McEntire owes a lot of her success to finding a great niche in the music industry. In an interview at the Country Music Hall of Fame and Museum, she reflected on how country music has evolved during her career. "It's really grown," she said. "And that is just so great because that means we have more fans to accommodate."

The power of the country audience can't be underestimated. Nielsen says 23 percent of adults "often listen to country music" — that's the same percentage as those who listen to alternative rock and more than those who listen to hip-hop.

Tim Westergren, CEO of music streaming service Pandora, said the country genre is its second most popular station with 63 million listeners. Country is also popular among millennials. According to the CMA, the genre has seen a 54 percent increase in fans ages 18 to 24 in the past decade.

In addition to a large and growing audience, McEntire has benefited from strong fan loyalty.

"They're very loyal; they're very loving and caring; and they're devoted," she said. "I don't know how many fans of mine have come to my concerts repeatedly."

McEntire is picking up on what makes country music fans different: They outspend the general population on concerts by 21 percent, on small music sessions by 29 percent and on festivals by 12 percent, according to Nielsen.

Bobby Bones, a country music DJ and host of the popular syndicated radio program "The Bobby Bones Show," said fans are looking for authenticity. "You have to be nice to everybody or you're not going to make it," Bones said.

And, of course, "you have to be good," he added. "You have to be able to make it by performing in front of people over and over again."

McEntire has a reputation for being both very kind and very talented. But, she acknowledged, she hasn't gotten to where she is alone.

"I'm a team player," she said. "I loved basketball when I was growing up because I like to be a team player. I like to learn from people; I like to hear their ideas."

Tyler Hubbard and Brian Kelley, the country music duo that make up Florida Georgia Line, agreed that building a strong team is the one piece of advice they would give those seeking similar success in the business.

"Build a great team around you," said Hubbard. "Because at some point me and Brian can't do it all, and it's really, really important to be able to delegate."

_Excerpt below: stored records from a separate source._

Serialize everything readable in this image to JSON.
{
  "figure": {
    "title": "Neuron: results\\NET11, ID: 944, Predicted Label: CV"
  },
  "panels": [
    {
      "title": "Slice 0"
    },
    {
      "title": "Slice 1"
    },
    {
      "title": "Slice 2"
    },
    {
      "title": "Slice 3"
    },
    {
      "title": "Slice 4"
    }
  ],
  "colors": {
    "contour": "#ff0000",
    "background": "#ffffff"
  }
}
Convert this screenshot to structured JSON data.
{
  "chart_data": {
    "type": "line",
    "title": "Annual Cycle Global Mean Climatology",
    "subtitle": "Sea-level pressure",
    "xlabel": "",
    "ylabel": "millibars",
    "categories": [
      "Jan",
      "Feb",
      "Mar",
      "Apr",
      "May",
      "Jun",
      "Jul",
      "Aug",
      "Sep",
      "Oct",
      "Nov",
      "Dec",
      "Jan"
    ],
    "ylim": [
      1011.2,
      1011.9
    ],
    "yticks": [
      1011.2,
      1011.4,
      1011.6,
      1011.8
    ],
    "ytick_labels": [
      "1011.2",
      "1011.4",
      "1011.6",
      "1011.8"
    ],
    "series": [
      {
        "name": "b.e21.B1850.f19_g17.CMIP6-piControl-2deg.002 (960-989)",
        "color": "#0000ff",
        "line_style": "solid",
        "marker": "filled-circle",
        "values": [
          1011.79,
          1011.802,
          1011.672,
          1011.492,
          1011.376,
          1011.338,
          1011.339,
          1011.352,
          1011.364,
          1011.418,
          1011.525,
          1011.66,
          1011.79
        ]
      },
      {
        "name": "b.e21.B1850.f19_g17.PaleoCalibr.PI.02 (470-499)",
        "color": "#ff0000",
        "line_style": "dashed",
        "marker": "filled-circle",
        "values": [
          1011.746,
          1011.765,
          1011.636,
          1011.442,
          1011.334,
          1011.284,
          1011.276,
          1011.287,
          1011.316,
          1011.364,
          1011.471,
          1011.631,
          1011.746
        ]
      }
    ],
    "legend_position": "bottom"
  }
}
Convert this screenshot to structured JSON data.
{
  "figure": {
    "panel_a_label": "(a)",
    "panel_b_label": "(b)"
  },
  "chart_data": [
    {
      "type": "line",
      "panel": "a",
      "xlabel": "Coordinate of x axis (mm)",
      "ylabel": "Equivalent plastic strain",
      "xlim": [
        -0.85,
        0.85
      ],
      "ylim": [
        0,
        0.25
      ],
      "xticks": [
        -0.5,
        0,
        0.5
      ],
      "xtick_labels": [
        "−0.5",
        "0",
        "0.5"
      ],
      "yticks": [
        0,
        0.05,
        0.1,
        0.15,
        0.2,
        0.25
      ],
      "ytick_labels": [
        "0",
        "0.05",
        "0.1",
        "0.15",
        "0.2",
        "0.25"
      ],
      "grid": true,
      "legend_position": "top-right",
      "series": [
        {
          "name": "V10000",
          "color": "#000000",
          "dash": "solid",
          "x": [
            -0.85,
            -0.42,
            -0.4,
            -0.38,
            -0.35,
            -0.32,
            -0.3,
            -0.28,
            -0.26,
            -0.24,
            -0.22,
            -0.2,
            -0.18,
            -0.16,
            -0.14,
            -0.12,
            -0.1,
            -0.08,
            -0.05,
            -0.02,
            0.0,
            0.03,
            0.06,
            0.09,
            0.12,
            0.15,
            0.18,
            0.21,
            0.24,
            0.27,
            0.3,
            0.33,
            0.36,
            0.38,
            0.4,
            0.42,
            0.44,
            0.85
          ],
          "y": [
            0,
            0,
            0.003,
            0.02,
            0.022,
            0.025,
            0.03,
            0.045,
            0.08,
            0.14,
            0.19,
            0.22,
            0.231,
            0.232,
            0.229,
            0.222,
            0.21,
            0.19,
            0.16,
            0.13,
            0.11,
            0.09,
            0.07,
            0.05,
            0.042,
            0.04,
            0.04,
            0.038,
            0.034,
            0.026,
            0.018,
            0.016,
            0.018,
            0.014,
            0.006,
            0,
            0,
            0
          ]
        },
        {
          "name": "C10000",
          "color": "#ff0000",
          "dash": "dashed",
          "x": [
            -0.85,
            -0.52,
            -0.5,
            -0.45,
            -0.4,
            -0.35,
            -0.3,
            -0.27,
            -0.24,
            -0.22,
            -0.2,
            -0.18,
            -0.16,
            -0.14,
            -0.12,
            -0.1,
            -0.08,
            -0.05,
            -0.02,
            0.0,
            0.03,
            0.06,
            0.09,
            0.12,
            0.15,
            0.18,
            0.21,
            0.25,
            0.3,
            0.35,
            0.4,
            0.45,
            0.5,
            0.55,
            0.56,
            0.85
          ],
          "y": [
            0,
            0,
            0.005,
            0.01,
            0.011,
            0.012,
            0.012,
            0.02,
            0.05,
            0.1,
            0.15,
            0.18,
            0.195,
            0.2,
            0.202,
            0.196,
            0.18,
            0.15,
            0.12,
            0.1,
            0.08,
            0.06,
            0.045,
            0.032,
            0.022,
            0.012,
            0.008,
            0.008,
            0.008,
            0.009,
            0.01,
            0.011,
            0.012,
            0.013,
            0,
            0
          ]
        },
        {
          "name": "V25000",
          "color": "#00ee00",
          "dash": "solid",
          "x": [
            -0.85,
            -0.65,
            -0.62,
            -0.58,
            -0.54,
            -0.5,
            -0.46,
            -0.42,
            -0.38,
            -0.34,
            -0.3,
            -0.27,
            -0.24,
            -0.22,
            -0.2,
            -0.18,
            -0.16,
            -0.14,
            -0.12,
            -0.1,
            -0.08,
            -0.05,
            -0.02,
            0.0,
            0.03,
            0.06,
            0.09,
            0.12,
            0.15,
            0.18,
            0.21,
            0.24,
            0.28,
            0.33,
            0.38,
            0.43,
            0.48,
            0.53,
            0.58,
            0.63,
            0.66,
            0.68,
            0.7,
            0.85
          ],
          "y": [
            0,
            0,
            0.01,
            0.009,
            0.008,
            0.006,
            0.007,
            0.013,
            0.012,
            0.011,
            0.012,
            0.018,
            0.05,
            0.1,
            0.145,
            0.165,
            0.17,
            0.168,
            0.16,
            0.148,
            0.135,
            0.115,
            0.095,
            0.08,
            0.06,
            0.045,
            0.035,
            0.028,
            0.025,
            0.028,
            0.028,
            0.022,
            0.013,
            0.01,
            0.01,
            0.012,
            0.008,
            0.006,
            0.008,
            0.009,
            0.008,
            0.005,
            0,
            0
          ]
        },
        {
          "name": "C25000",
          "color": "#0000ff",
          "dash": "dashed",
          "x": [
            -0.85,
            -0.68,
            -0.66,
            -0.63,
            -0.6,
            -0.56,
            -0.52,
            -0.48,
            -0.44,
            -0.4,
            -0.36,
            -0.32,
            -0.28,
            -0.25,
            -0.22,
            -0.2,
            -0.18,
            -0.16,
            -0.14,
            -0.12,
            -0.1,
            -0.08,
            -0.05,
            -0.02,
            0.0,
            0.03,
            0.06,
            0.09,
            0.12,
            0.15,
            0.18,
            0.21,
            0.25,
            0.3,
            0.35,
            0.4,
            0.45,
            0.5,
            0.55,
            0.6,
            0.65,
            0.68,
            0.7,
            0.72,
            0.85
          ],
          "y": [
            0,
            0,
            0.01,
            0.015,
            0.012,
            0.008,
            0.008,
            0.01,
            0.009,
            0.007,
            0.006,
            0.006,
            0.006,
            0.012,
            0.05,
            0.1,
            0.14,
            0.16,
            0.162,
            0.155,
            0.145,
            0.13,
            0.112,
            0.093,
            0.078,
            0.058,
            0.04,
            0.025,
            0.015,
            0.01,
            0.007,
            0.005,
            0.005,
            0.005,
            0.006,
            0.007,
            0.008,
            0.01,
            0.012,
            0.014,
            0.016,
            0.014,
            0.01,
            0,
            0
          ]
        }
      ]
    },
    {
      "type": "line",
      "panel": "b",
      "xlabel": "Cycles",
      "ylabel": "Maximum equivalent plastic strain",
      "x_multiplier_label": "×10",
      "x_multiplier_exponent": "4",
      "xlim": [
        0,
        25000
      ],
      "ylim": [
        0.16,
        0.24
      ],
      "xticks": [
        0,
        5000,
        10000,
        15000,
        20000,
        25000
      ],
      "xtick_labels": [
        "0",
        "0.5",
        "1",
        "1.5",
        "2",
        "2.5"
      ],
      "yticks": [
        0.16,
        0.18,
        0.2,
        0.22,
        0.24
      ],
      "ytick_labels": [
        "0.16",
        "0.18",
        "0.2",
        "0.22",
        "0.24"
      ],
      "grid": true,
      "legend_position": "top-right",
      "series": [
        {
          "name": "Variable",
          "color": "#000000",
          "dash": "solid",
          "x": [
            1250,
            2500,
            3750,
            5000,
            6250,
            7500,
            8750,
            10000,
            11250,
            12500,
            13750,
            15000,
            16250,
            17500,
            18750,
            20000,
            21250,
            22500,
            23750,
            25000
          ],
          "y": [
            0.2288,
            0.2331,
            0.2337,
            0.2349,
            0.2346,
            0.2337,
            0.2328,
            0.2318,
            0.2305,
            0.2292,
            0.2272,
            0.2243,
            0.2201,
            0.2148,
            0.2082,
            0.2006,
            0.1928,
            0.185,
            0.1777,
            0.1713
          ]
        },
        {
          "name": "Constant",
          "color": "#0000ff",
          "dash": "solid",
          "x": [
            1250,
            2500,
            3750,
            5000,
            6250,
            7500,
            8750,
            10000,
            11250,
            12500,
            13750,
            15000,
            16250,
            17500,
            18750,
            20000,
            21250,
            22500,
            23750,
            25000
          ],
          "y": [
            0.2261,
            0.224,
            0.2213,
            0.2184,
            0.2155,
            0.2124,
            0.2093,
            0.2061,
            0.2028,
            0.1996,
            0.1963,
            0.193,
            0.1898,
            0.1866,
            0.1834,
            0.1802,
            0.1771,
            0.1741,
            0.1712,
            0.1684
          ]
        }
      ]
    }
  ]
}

When it comes to juggling many things at once, McEntire takes the cake. In addition to starring in six seasons of her television show, "Reba," she's also been in 11 movies and two theatrical productions. She even found the time to write an autobiography and start her own product lines. In 2005, she launched a lifestyle line at Dillard's for clothing, shoes, luggage and bedding, and just last year she launched a makeup brand sold on Amazon.

"The things we're getting to do now weren't even a dream 20 years ago," she said.

McEntire is not just a face, either. She's very involved in the businesses, even though it's been a steep learning curve.

She recalled being approached by a reporter in 2001 who asked who her favorite designer was. She said she replied either Levi's or Wrangler: "That's all I could think of because that's all I ever wore!"

So when she was approached about the possibility of a clothing line, her first thought was, "What in the world do I know about that?" But ultimately she realized, "I know more than I thought I did. I know what I like. I know what's comfortable, and a lot of women go for comfort just like me."

"A lot of celebrities with product lines are really just people taking a check," said Jim Stockman, Dillard's vice president of product development. But "there's not one garment that Reba hasn't approved. She's very involved. The reason the line is a success is because it is authentic and there's nothing that she wouldn't wear."

It's all part of her authentic touch that keeps her fans coming back for more. While she's already hit most everything on her professional bucket list, McEntire said she will keep doing more as long as the fans will keep on coming.

"I'd love to do another Broadway show. I'd love to do another television show. I'd love to do another movie. I'd love to continue to tour," she said. "I'm a very happy camper. I love what I'm doing. I'm very blessed, and I'm very grateful."